Informell, temporär, permanent
bol. ⋅ Mehr als eine Million syrische Flüchtlinge leben offiziell in Libanon – mit den nicht registrierten Syrern dürfte die Zahl der Geflüchteten bei rund 1,5 Millionen liegen. Mehr als 350 000 dieser Menschen wohnen in der Bekaa-Ebene und von diesen etwa 140 000 bis 150 000 in informellen Camps. Die anderen leben in Mietwohnungen oder in improvisierten Einrichtungen wie unfertigen Bauten, Garagen, Warenhäusern. Laut Tatiana Audi von der lokalen Vertretung des Uno-Flüchtlingshilfswerks (UNHCR) sind die meisten Flüchtlinge schon seit vier bis fünf Jahren hier.

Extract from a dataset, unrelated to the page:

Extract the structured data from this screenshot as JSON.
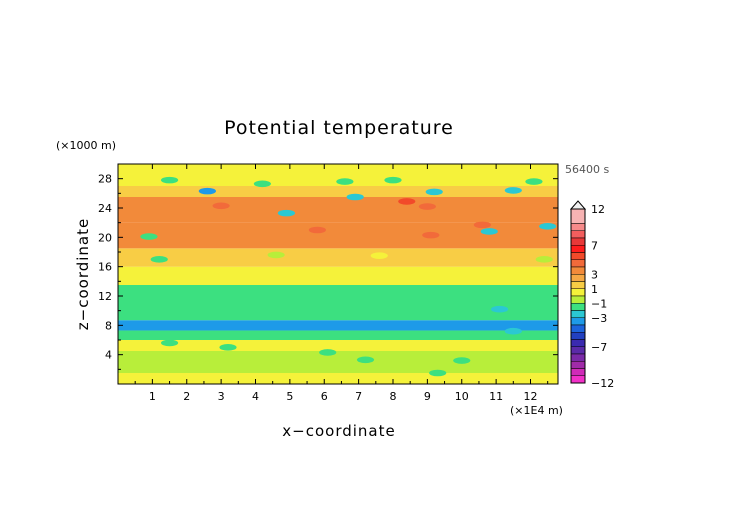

Wegen der belasteten Geschichte der Flüchtlingslager in Libanon im Zusammenhang mit der Rolle der Palästinenser im libanesischen Bürgerkrieg will die Regierung hier keine formellen Lager. Die informellen Camps sind kleiner und weniger gut organisiert. Während in anderen Flüchtlingslagern eine Art städtische soziale Struktur mit einer eigenen kleinen Wirtschaft entsteht, haben jene in Libanon wenig Möglichkeiten, sich zu entwickeln. Hier sind die Flüchtlinge von den Landbesitzern oder von Vermietern abhängig. Die Uno stellt ihnen Holz und Planen für Zelte zur Verfügung, hilft mit Infrastruktur wie Wasser und sanitären Anlagen und unterstützt die Bedürftigsten mit Bargeld. Für den Winter werden die Zelte verstärkt. Bei dringenden medizinischen Behandlungen erhalten die Flüchtlinge 75 Prozent der Kosten bezahlt. Die Ausgaben für nicht als dringend eingestufte Behandlungen und chronische Krankheiten werden aus Geldmangel nicht übernommen.
Das UNHCR hat nach einem Spendenaufruf von 1,8 Milliarden Dollar für 2016 erst 519 Millionen Dollar erhalten. Letztes Jahr musste das Welternährungsprogramm die Nahrungsmittelhilfe wegen fehlender Mittel auf die Hälfte reduzieren, was mit ein Grund für die Flüchtlingsströme Richtung Europa war. Mit dem Andauern des Krieges gehen den Flüchtlingen die Ressourcen aus. Laut Statistiken des UNHCR leben über 70 Prozent der syrischen Flüchtlinge Libanons unter der Armutsgrenze, welche bei 3 Franken 75 pro Person und Tag liegt. 2014 waren es noch 50 Prozent. Die meisten Flüchtlinge sind verschuldet. Immer mehr schicken ihre Kinder zur Arbeit statt zur Schule, weil diesen die Kapazitäten fehlen – und viele Familien anders gar nicht über die Runden kommen.